I have hot water again! After weeks of cold showers, I can’t even begin to explain how luxurious hot water feels.
It should have been fixed earlier, but we made a series of rookie mistakes.
1. You need a special wrench to remove your element. It cost about $8, and it worked a whole lot better than our neighbor’s tractor socket. You will also need flat and phillips head screwdrivers.
2. Write down the element parts number. That way, you don’t have to make the 50 mile round trip back to the store, 3 times.
3. Don’t buy the cheap hose to drain your tank. They kink easily. This will significantly increase the amount of time it takes to drain your water heater, making you think it must be empty. When you remove the element water will shoot at your face and the flooring you just installed.

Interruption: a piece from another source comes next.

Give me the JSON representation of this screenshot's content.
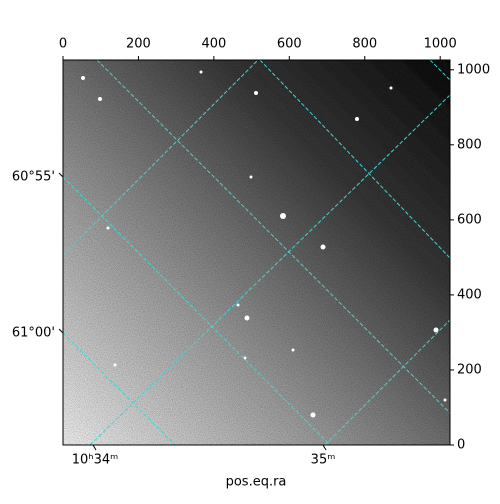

Even though the hose wasn’t draining anymore and it had been over an hour, it hadn’t drained below the level of the top element. This happened on my 5th attempt to fix it, so by this point I was astronaut-level over it. I’m really glad nobody was in the vicinity to ask me a stupid question, or see me slip and fall as I ran for towels and a mop. I probably looked like a cat whose head had just been shoved into a bath tub. I digress . . .
4. Make sure your tank is refilled with water before turning the power back on. Otherwise your new element will immediately burn out. Then you will waste a week googling what else might have failed, and waiting for the hardware store to order more elements since they only carry 2 of each kind. I would have changed the thermostats, but they would have had to order the ones I needed. It turned out my desire watch the Giants game superseded common sense and turning the power back on too soon made the new upper element explode. So, no thermostat needed. When I heard a loud, inexplicable bang 2 weeks ago I should have known that something was up.